Municipalities around the metro area issued 520 permits to build 915 houses and apartments in March, a level of activity usually seen in summer months. The data, released Friday by the Builders Association of the Twin Cities and Keystone Report, amounts to the best March since 2006 for the region's home construction industry.

And it was one of those rare months when builders sought more permits for single-family houses than apartments, though both segments of the market are strong. "Builder confidence is very high," said Dave Siegel, executive director of the builders association. "They're all feeling pretty good."

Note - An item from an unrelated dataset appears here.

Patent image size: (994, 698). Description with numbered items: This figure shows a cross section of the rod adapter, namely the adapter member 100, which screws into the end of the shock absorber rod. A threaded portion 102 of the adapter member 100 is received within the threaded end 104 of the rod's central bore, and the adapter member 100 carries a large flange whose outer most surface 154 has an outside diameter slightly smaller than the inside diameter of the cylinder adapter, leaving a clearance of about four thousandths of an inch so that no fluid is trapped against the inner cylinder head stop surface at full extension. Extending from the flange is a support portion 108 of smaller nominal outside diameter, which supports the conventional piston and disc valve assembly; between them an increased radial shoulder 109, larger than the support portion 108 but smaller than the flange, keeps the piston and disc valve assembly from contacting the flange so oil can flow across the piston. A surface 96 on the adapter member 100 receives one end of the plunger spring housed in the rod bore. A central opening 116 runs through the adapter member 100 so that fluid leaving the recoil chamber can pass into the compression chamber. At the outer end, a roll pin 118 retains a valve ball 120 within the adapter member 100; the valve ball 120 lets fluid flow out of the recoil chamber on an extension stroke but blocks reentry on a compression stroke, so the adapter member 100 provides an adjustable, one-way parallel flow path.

Housing construction — both for sale and rental — is being driven by several demographic and economic factors. At the top of the list is the economic recovery, which is increasing demand for housing at a time when construction has been humming along but has remained below historic averages. Household formation in the Twin Cities metro has been on the rise, driven by gains in new jobs and a decoupling of shared households. For example, millennials are moving out of their parents' basements, and roommates are seeking their own digs.

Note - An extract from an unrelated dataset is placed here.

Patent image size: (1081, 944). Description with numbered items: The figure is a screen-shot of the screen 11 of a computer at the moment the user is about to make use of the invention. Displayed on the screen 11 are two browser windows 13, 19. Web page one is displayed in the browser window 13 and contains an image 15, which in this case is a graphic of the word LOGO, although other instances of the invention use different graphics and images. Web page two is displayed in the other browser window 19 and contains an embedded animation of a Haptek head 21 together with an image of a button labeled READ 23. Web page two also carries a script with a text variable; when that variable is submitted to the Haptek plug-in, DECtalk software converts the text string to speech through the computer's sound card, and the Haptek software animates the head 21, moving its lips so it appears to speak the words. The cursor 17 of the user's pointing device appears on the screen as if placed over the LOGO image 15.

Those young professionals are competing for rental apartments with a swelling wave of baby boomers who want a simpler, more mobile lifestyle.

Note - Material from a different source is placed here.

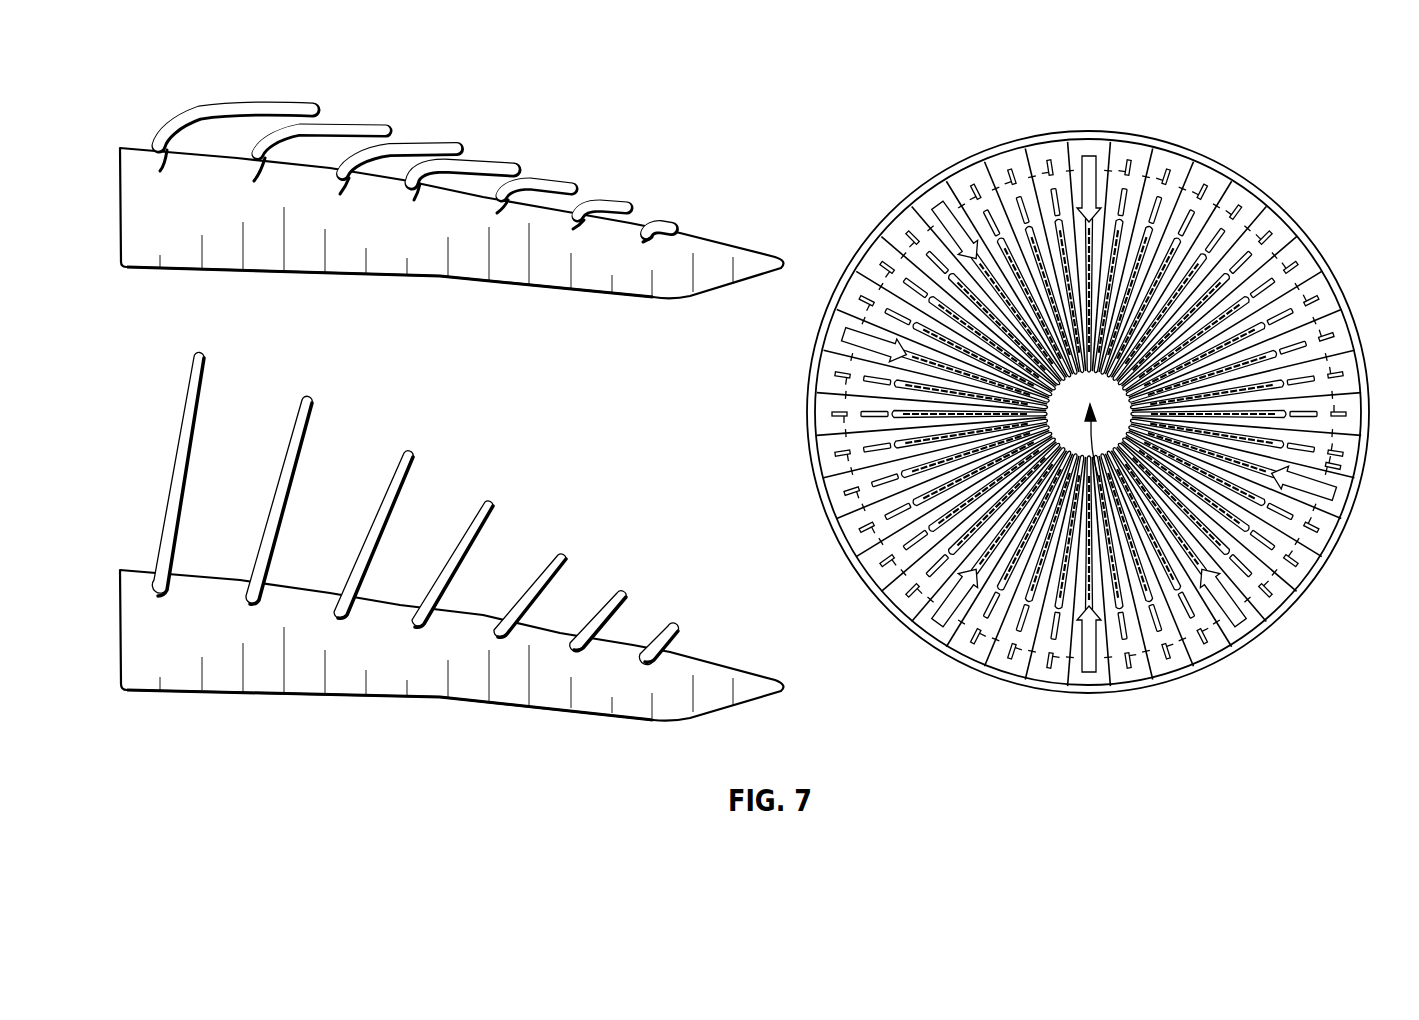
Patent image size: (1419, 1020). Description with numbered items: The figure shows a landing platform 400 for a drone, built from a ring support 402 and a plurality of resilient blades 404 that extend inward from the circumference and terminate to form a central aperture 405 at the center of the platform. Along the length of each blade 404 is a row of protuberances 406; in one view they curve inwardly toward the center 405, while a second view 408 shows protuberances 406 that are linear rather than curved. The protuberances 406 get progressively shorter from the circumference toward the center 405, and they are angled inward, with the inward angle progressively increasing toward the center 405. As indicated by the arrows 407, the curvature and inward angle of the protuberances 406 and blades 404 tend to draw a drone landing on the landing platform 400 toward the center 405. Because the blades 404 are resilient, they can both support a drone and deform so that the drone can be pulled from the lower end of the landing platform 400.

"We're finally starting to see millennials moving into the home buying market," Siegel said. "The biggest challenge now is building entry-level homes."

Chris Harrington, a sales agent with ReMax Results, said the inventory shortage is particularly acute in Minneapolis.

He found a lot in northeast Minneapolis and built a three-bedroom, three-bathroom house on speculation. Though he's still putting the finishing touches on the house and hasn't listed it, he said interest has been surprisingly strong.

"I've already received a couple of verbal offers," Harrington said. "There's such limited inventory out there and it's just crazy."

New home sales across the country far exceeded expectations through February, federal data recently showed.

In the Twin Cities during March, Cambridge was the busiest market for construction, with 160 planned units; Plymouth was next with 133 and Apple Valley was third with 117 units.

"Builders will have a better year," said Herb Tousley, director of real estate programs at the University of St. Thomas. "2016 was a good year and 2017 will be even better."

For buyers, mortgage interest rates are expected to rise, but they have been fluctuating, creating a sense of urgency that didn't exist last year. That's happening as demand for entry-level houses has outpaced supply in some parts of the metro.

After steady increases earlier this year, mortgage rates have been trending lower. On Wednesday, Freddie Mac's Primary Mortgage Market Survey showed average mortgage rates dropping for the second consecutive week.

The 30-year fixed-rate mortgage averaged 4.14 percent this week, down from 4.23 percent last week. A year ago at this time, that rate averaged 3.71 percent.

The March building permit report covers the first weeks of the Builders Association's Spring Parade of Homes, the industry's biggest marketing event.

"We've heard great reports of high traffic during our Spring Parade of Homes and that more home buyers are looking," Bob Michels, the association's president, said. "With resale home inventory tight, we expect to see new construction continue to pick up the pace to meet the demand for housing."